As a project manager, I am knowledgeable about risk management, and as a philosopher the core of my thought is morality and the criterion to which I orient myself time and again is justice. Moreover, I am schooled in logical thinking and the ability to distinguish between fallacies and valid arguments. In my view, the only logical thing that should have been done immediately after WHO’s first warning was a committed effort to increase testing capacity instantly on a large scale and to start collecting the necessary but still missing data. Only by knowing reality can you take adequate measures, especially when it has long been clear that the virus is spreading exponentially. And to know and progressively learn reality, you must have data based on which you can gain insights. And to have data, you have to test.
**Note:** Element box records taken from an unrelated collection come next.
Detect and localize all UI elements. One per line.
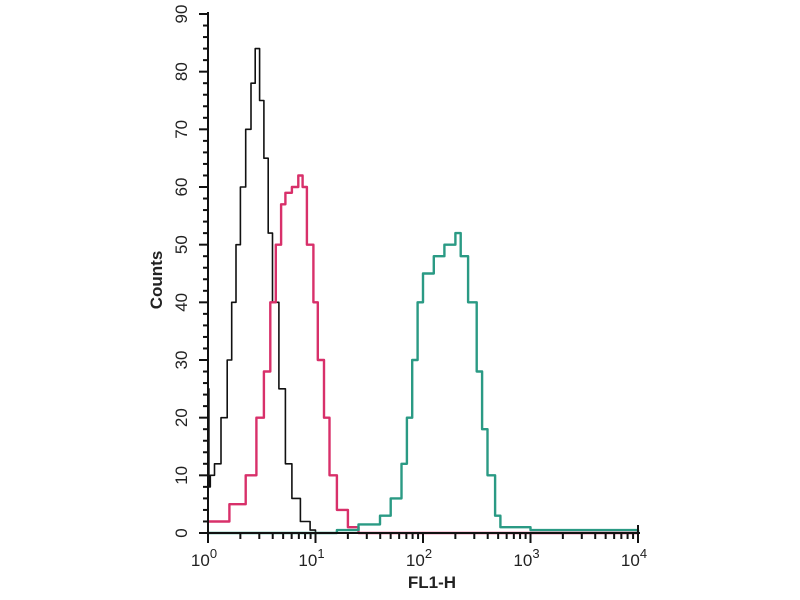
series-line-0 — [208, 47, 317, 533]
y-tick-label: 50 — [172, 235, 191, 254]
x-tick-label: 100 — [191, 546, 217, 570]
x-tick-base: 10 — [298, 551, 317, 570]
x-ticks: 100 101 102 103 104 — [191, 525, 647, 570]
x-tick-exponent: 4 — [640, 546, 647, 561]
x-tick-label: 101 — [298, 546, 324, 570]
curves — [208, 47, 640, 535]
y-tick-label: 20 — [172, 408, 191, 427]
y-tick-label: 0 — [172, 528, 191, 537]
x-tick-exponent: 0 — [210, 546, 217, 561]
y-tick-label: 70 — [172, 120, 191, 139]
y-tick-label: 60 — [172, 178, 191, 197]
x-tick-base: 10 — [513, 551, 532, 570]
x-tick-base: 10 — [621, 551, 640, 570]
y-tick-label: 90 — [172, 5, 191, 24]
y-tick-label: 10 — [172, 466, 191, 485]
y-ticks: 0 10 20 30 40 50 60 70 80 90 — [172, 5, 208, 538]
series-line-1 — [208, 174, 638, 535]
y-axis-label: Counts — [147, 251, 166, 310]
x-tick-label: 104 — [621, 546, 647, 570]
x-tick-exponent: 2 — [425, 546, 432, 561]
y-tick-label: 80 — [172, 62, 191, 81]
y-tick-label: 40 — [172, 293, 191, 312]
x-tick-exponent: 3 — [532, 546, 539, 561]
x-tick-exponent: 1 — [317, 546, 324, 561]
x-tick-base: 10 — [406, 551, 425, 570]
x-tick-label: 103 — [513, 546, 539, 570]
x-tick-base: 10 — [191, 551, 210, 570]
x-tick-label: 102 — [406, 546, 432, 570]
x-axis-label: FL1-H — [408, 573, 456, 592]
y-tick-label: 30 — [172, 351, 191, 370]
series-line-2 — [208, 231, 640, 535]
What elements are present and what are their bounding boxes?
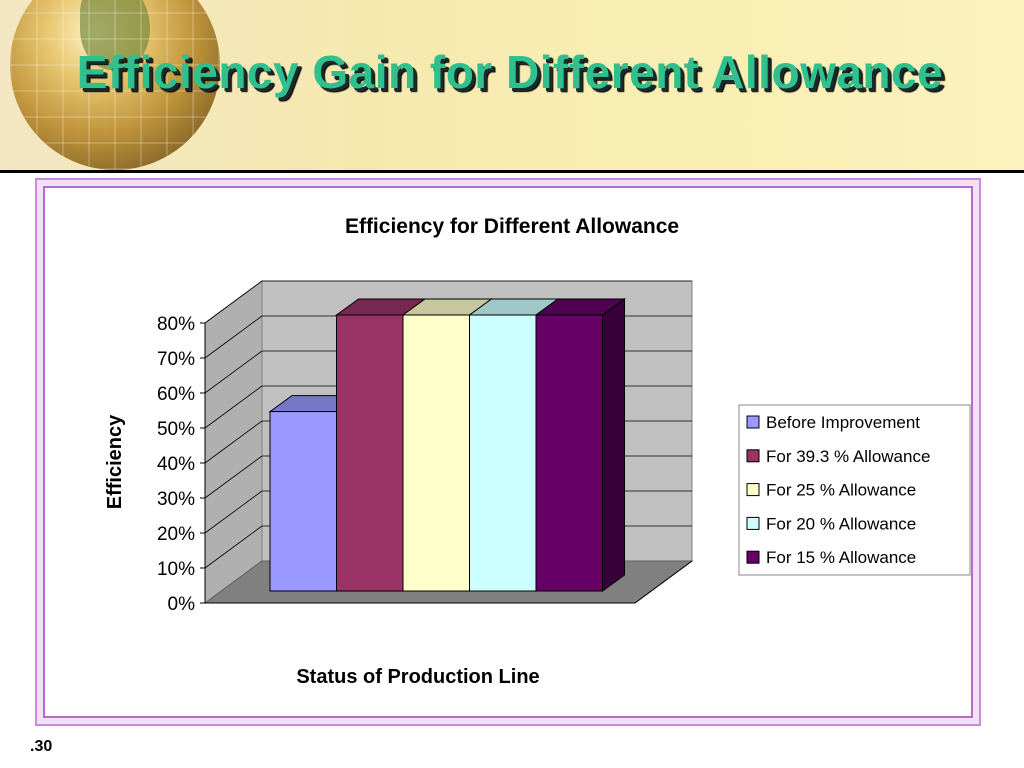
y-tick-label: 80% bbox=[157, 314, 195, 335]
y-tick-label: 60% bbox=[157, 384, 195, 405]
legend-swatch bbox=[746, 516, 760, 530]
legend-swatch bbox=[746, 415, 760, 429]
header-divider bbox=[0, 170, 1024, 173]
legend-label: For 15 % Allowance bbox=[766, 548, 916, 567]
gridline-side bbox=[204, 420, 263, 464]
globe-image bbox=[10, 0, 220, 170]
bar-front bbox=[535, 314, 603, 592]
legend-label: For 39.3 % Allowance bbox=[766, 447, 930, 466]
y-tick-label: 50% bbox=[157, 419, 195, 440]
gridline-side bbox=[204, 525, 263, 569]
slide-title: Efficiency Gain for Different Allowance bbox=[76, 46, 944, 98]
y-tick-label: 10% bbox=[157, 559, 195, 580]
legend-box bbox=[738, 404, 971, 576]
y-tick-label: 40% bbox=[157, 454, 195, 475]
y-tick-label: 0% bbox=[168, 594, 196, 615]
bar-side bbox=[602, 298, 625, 592]
y-tick-label: 20% bbox=[157, 524, 195, 545]
bar-front bbox=[269, 411, 337, 592]
bar-5 bbox=[534, 298, 627, 592]
chart-title: Efficiency for Different Allowance bbox=[345, 215, 679, 238]
slide-number: .30 bbox=[30, 738, 53, 755]
bar-front bbox=[402, 314, 470, 592]
x-axis-label: Status of Production Line bbox=[296, 666, 539, 688]
legend-label: Before Improvement bbox=[766, 413, 920, 432]
y-tick-label: 30% bbox=[157, 489, 195, 510]
gridline-side bbox=[204, 490, 263, 534]
y-tick-label: 70% bbox=[157, 349, 195, 370]
header-band bbox=[0, 0, 1024, 170]
gridline-side bbox=[204, 350, 263, 394]
gridline-side bbox=[204, 280, 263, 324]
legend-label: For 25 % Allowance bbox=[766, 481, 916, 500]
legend-swatch bbox=[746, 550, 760, 564]
x-axis-depth-line bbox=[634, 560, 693, 604]
bar-front bbox=[469, 314, 537, 592]
gridline-side bbox=[204, 385, 263, 429]
gridline-side bbox=[204, 455, 263, 499]
bar-front bbox=[336, 314, 404, 592]
legend-swatch bbox=[746, 449, 760, 463]
legend-label: For 20 % Allowance bbox=[766, 514, 916, 533]
legend-swatch bbox=[746, 483, 760, 497]
y-axis-label: Efficiency bbox=[104, 414, 126, 509]
gridline-side bbox=[204, 315, 263, 359]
Everyone has an individual coping mechanism. Mine is reading, reading, reading, informing myself by looking for the information there is, and unearthing the reliable information by thinking critically. To me this is acting sovereignly, and the sovereign individual is a figure who is autonomous in her thinking and, as such, will never uncritically conform to what is currently called ‘normal.’ Precisely this is what a liberal democracy needs, which brings me back to the previously discussed unknown knowns. Many people are laypersons in the fields of virology and epidemiology, yet they are an authority in their fields and experiences. Experiences that are extremely meaningful in dealing with this crisis. Experiences that were, at least for me, valuable for my comprehension of the situation and my judgment of current policy.
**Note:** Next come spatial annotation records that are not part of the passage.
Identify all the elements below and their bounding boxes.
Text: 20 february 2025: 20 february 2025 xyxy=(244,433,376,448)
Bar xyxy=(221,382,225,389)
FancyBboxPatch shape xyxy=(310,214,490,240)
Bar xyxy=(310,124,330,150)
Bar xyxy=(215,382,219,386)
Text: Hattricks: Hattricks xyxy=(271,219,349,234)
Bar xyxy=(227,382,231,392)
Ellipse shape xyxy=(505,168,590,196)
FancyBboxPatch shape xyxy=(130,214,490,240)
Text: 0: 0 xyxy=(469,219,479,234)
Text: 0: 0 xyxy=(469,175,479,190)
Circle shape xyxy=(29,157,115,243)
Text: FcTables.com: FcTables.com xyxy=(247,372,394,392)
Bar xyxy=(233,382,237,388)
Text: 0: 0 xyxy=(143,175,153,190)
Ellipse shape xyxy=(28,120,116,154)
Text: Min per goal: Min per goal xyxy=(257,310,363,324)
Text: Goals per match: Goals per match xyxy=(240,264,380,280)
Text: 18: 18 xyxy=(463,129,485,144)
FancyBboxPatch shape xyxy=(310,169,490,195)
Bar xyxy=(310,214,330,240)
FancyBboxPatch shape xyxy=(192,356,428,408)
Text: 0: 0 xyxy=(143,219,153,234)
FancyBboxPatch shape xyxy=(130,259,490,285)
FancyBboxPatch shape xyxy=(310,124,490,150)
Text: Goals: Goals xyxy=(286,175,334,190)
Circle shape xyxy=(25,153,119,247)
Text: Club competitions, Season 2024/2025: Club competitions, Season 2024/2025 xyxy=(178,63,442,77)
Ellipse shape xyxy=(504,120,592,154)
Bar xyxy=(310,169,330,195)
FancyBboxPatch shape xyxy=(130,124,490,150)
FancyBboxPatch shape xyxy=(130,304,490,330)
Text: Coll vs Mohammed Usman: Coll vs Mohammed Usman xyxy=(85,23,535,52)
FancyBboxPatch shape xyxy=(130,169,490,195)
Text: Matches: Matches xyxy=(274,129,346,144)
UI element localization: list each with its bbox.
For example, related to the coronavirus, it is an unknown known that people have a cognitive bias and tend to think in first-order effects and not in second- or third-order effects. Another unknown known is that the concept of group immunity is entirely hypothetical with regards to COVID-19. One more unknown known is that the best strategy so far is to suppress the spread of the virus until a vaccine is developed and distributed on a large scale. And there are many more unknown knowns, which possibly may not provide definitive insights and knowledge — as the known knowns do — but which do help to arrive at the best and morally just decisions within the fluidity of the situation.

Morality

Regarding the urgently needed morality, I still see many gaps, and this, while Project Corona is a moral project. Consequently, policy and political action must be oriented to, and inspired by the moral criterion of Justice with a capital J — and not by economic criteria. The fact that the latter is, unfortunately, the case is evident from the reality that a company focused on infinite economic growth such as Roche is part of the Outbreak Management Team (OMT). And that’s not all.
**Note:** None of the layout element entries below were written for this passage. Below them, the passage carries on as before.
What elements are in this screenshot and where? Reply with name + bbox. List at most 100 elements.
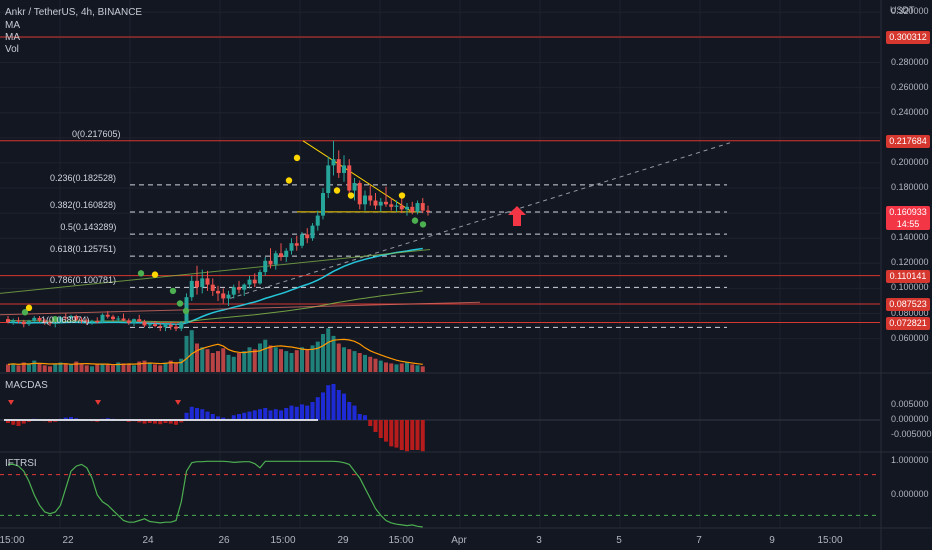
candle (205, 270, 210, 291)
volume-bar (268, 345, 273, 372)
candle-body (336, 159, 341, 173)
candle (399, 198, 404, 214)
volume-bar (16, 365, 21, 372)
candle-body (258, 272, 262, 284)
volume-bar (37, 363, 42, 372)
candle (221, 288, 226, 304)
volume-bar (105, 364, 110, 372)
candle (252, 273, 257, 288)
volume-bar (32, 360, 37, 372)
volume-bar (363, 354, 367, 372)
price-tick: 0.180000 (891, 182, 929, 192)
volume-bar (336, 343, 341, 372)
fib-label-0.382: 0.382(0.160828) (50, 200, 117, 211)
volume-bar (373, 358, 378, 372)
volume-bar (394, 364, 399, 372)
volume-bar (252, 349, 257, 372)
volume-bar (368, 356, 373, 372)
candle (100, 313, 105, 324)
time-tick: 24 (142, 535, 154, 546)
candle (384, 186, 388, 207)
candle-body (105, 314, 110, 317)
candle-body (357, 182, 362, 205)
price-tick: 0.280000 (891, 56, 929, 67)
macd-bar (179, 420, 184, 423)
macd-bar (268, 410, 273, 420)
candle-body (205, 278, 210, 285)
indicator-ma-1[interactable]: MA (5, 20, 20, 31)
currency-label: USDT (890, 5, 915, 15)
candle (300, 231, 304, 249)
candle (347, 159, 352, 196)
candle (258, 269, 262, 285)
time-tick: 3 (536, 535, 542, 546)
macd-bar (399, 420, 404, 450)
candle (63, 313, 68, 320)
volume-bar (48, 366, 52, 372)
macd-bar (415, 420, 420, 450)
macd-label[interactable]: MACDAS (5, 380, 48, 391)
macd-bar (394, 420, 399, 448)
candle (231, 284, 236, 299)
volume-bar (126, 364, 131, 372)
candle-body (100, 314, 105, 323)
indicator-ma-2[interactable]: MA (5, 32, 20, 43)
indicator-vol[interactable]: Vol (5, 44, 19, 55)
macd-bar (21, 420, 26, 424)
candle (326, 156, 331, 199)
candle-body (226, 294, 231, 299)
candle (84, 318, 89, 325)
volume-bar (389, 363, 394, 372)
macd-marker-icon (175, 400, 181, 405)
time-tick: 5 (616, 535, 622, 546)
countdown: 14:55 (896, 218, 920, 229)
candle (284, 248, 289, 263)
price-tag: 0.072821 (886, 316, 930, 330)
candle (357, 180, 362, 210)
candle-body (132, 319, 136, 323)
candle-body (121, 318, 126, 321)
macd-bar (247, 411, 252, 420)
volume-bar (216, 351, 220, 372)
candle-body (231, 287, 236, 295)
candle-body (378, 201, 383, 206)
rsi-label[interactable]: IFTRSI (5, 458, 37, 469)
candle (268, 248, 273, 269)
candle-body (410, 206, 415, 212)
candle (247, 275, 252, 289)
volume-bar (384, 362, 388, 372)
candle (32, 316, 37, 323)
candle (405, 203, 409, 216)
volume-bar (321, 334, 325, 372)
signal-dot (293, 154, 301, 162)
macd-bar (258, 409, 262, 420)
volume-bar (69, 364, 73, 372)
candle (179, 321, 184, 332)
signal-dot (169, 287, 177, 295)
price-tick: 0.140000 (891, 232, 929, 243)
candle-body (168, 324, 173, 327)
signal-dot (137, 270, 145, 277)
volume-bar (179, 358, 184, 372)
symbol-title[interactable]: Ankr / TetherUS, 4h, BINANCE (5, 7, 143, 18)
volume-bar (21, 362, 26, 372)
volume-bar (242, 351, 247, 372)
candle (79, 317, 84, 324)
price-tick: 0.120000 (891, 257, 929, 268)
candles (6, 140, 430, 332)
candle-body (195, 280, 199, 288)
candle (189, 275, 194, 301)
macd-bar (310, 402, 315, 420)
price-tag: 0.300312 (886, 31, 930, 44)
candle-body (48, 322, 52, 324)
candle-body (58, 317, 63, 323)
candle (378, 198, 383, 212)
candle (216, 285, 220, 301)
macd-tick: 0.005000 (891, 399, 929, 409)
candle (16, 317, 21, 324)
resistance-lines (0, 36, 880, 324)
macd-bar (163, 420, 168, 423)
price-tick: 0.320000 (891, 6, 929, 17)
macd-bar (153, 420, 157, 424)
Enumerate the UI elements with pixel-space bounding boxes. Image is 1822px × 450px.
By now, a lot of valuable time has been lost. In an effort not to exceed the IC capacity, general practitioners, geriatric specialists, and medical specialists have published a guideline with which doctors can determine whether it is meaningful to hospitalize seriously ill elderly corona patients. Meaningful? Who decides whether a person’s life is meaningful enough to be saved or not? It is shocking how people think about the older and the more vulnerable life. The next step has been taken already as the end of the IC capacity is quickly coming into sight. Thus, triage to intensive care is being considered. Once again, the most vulnerable have to suffer by being classified in the lethal phase 3. At the same time, the lives of non-corona patients are also increasingly endangered.

In such a situation, it doesn’t help — and in my view, it even is immoral — to come up with platitudes such as: “We will have to accept that risk is part of life, and — sad though it may be — also the risk of death.” And: “We’re gonna have to accept that people are dying.” What’s at stake is not the wish of immortality. What’s at stake is that dying in dignity is part of living in dignity. What’s at stake is that no one should decide who is allowed to roam the earth and who is not.


This article is a translation from my Dutch essay published on 27 March 2020. Therefore, it reflects the state of affairs of that day.